Has some citrus overtones unlike the usual c hops. Also a nice spice component with black pepper. Not a lot of the apple and pear.
Chhers
Sean


----------



## thefrothologist

This hop is amazing! You should check out the Apocalypso IPA by Illawarra Brewing Co from Wollongong. Great fruit character that makes such a pleasant IPA. I would really like some if there is come going or people want to do a group buy. One of the most pronounced hops I've tried for a while. A definite crowd pleaser!


----------



## Yob

Hmmm This is next planned brew hop.. going to do an IPA ~55-60 IBU Simcoe bittering to 20 IBU then Calypso at the following

20g 10 min
20g 5 min
20g Whirlpool

smells pretty damn good in the packet so I can only hope it comes through into the finished beer :icon_chickcheers:


----------



## j-dunn

I did a APA with20g simcoe @ 60min,40g calypso at 20 min and 30g dry hopped keg for 4 days .

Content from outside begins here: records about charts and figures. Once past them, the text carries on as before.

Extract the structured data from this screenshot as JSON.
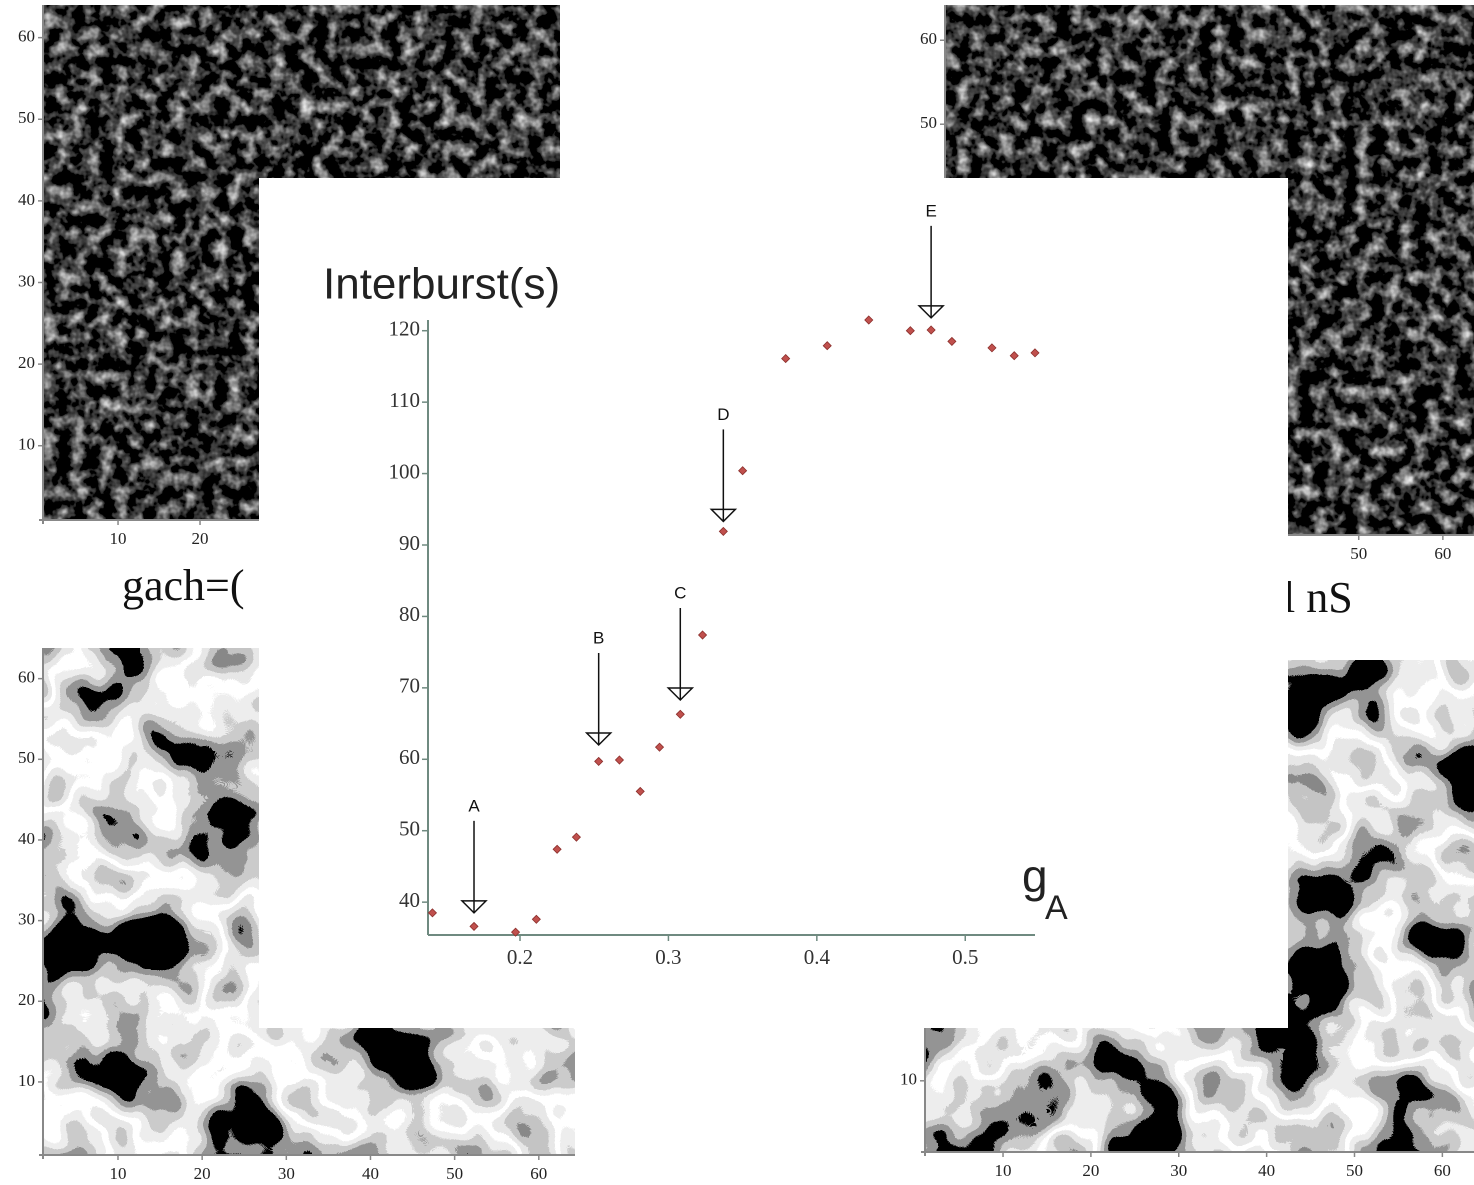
{
  "chart_data": [
    {
      "type": "heatmap",
      "caption": "gach=(",
      "xlim": [
        0.85,
        63.9
      ],
      "ylim": [
        0.9,
        64
      ],
      "xticks": [
        10,
        20
      ],
      "yticks": [
        10,
        20,
        30,
        40,
        50,
        60
      ]
    },
    {
      "type": "heatmap",
      "caption": "l nS",
      "xlim": [
        0.83,
        63.7
      ],
      "ylim": [
        1.07,
        64.2
      ],
      "xticks": [
        50,
        60
      ],
      "yticks": [
        50,
        60
      ]
    },
    {
      "type": "heatmap",
      "xlim": [
        1.09,
        64.3
      ],
      "ylim": [
        0.94,
        63.8
      ],
      "xticks": [
        10,
        20,
        30,
        40,
        50,
        60
      ],
      "yticks": [
        10,
        20,
        30,
        40,
        50,
        60
      ]
    },
    {
      "type": "heatmap",
      "xlim": [
        1.12,
        63.6
      ],
      "ylim": [
        1.1,
        62.6
      ],
      "xticks": [
        10,
        20,
        30,
        40,
        50,
        60
      ],
      "yticks": [
        10
      ]
    },
    {
      "type": "scatter",
      "ylabel": "Interburst(s)",
      "xlabel": "g",
      "xlabel_sub": "A",
      "xlim": [
        0.138,
        0.547
      ],
      "ylim": [
        35.4,
        121.5
      ],
      "xticks": [
        0.2,
        0.3,
        0.4,
        0.5
      ],
      "yticks": [
        40,
        50,
        60,
        70,
        80,
        90,
        100,
        110,
        120
      ],
      "series": [
        {
          "color": "#c0504d",
          "x": [
            0.141,
            0.169,
            0.197,
            0.211,
            0.225,
            0.238,
            0.253,
            0.267,
            0.281,
            0.294,
            0.308,
            0.323,
            0.337,
            0.35,
            0.379,
            0.407,
            0.435,
            0.463,
            0.477,
            0.491,
            0.518,
            0.533,
            0.547
          ],
          "values": [
            38.5,
            36.6,
            35.8,
            37.6,
            47.4,
            49.1,
            59.7,
            59.9,
            55.5,
            61.7,
            66.3,
            77.4,
            91.9,
            100.4,
            116.1,
            117.9,
            121.5,
            120.0,
            120.1,
            118.5,
            117.6,
            116.5,
            116.9
          ]
        }
      ],
      "annotations": [
        {
          "text": "A",
          "x": 0.169,
          "y": 38.5
        },
        {
          "text": "B",
          "x": 0.253,
          "y": 62
        },
        {
          "text": "C",
          "x": 0.308,
          "y": 68.3
        },
        {
          "text": "D",
          "x": 0.337,
          "y": 93.3
        },
        {
          "text": "E",
          "x": 0.477,
          "y": 121.8
        }
      ]
    }
  ]
}
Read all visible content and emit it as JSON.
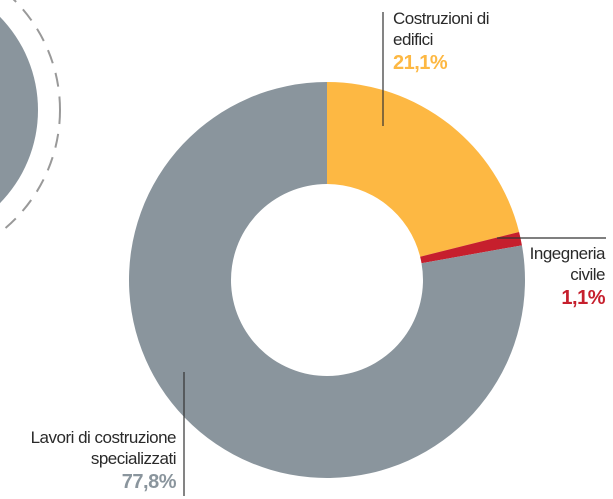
{
  "chart_data": {
    "type": "donut",
    "categories": [
      "Costruzioni di edifici",
      "Ingegneria civile",
      "Lavori di costruzione specializzati"
    ],
    "values": [
      21.1,
      1.1,
      77.8
    ],
    "value_labels": [
      "21,1%",
      "1,1%",
      "77,8%"
    ],
    "colors": [
      "#fdb843",
      "#c61f2d",
      "#8a959d"
    ]
  }
}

Awesome beer, had a stone fruit flavour. Very sessionable!


----------



## The Gas Man

Does anyone know where to buy some calypso hops at the moment?


----------



## Brad Churchill

This is from Hops Direct's website in the US.

*On Friday, November 8th by 3 pm (PST) we will release the 2013 CALYPSO and CHINOOK pellets.*
*They will be available for purchase online. *
Not sure if any one local has any 2012 stock. Or perhaps ask Yob if he has any plans for this hop.
Cheers


----------



## Yob

Indeed I do, however, I will be awaiting the new season stocks as well, no plans to re-stock 2012 crop of anything_ unless_ 2013 is unavailable.

It's a terrible game at around this time and my first real season cross over so Ive NFI what Im doing.. running on gut instinct and adrenalin :lol:

I quite liked the 2012 Calypso that I tried, will certainly be playing with it again.

:beerdrink:


----------



## Jessica

I have never used this before I will order this soon and i would love to try this variety. Looking forward to trying the Calypso one this weekend.


----------



## Samuel Adams

I did a single hop APA with Calypso recently, 38 IBU (10 @ 60m & 28 @ cube)
The smell from the packet was amazing, I wanted to live in there Pineapple Express style !

Turned out pretty nice, I get a lot of grapefruit from it and maybe a bit of lemon & lime.
Interesting that none of the descriptors say grapefruit but it dominates for me.


----------



## HBHB

Just tasting the following.

Briess Pale Ale 85%
Caramunich1 5%
JW Wheat 10%

calypso to 45IBU @ 60 minutes
Calypso 25g @ 10 min
Calypso 25g @ 0 Min
Calypso 50g dry hopped on day 7 for 5 days.

Rather delicious mixed bag of tropical fruit and a little hint of pear.


----------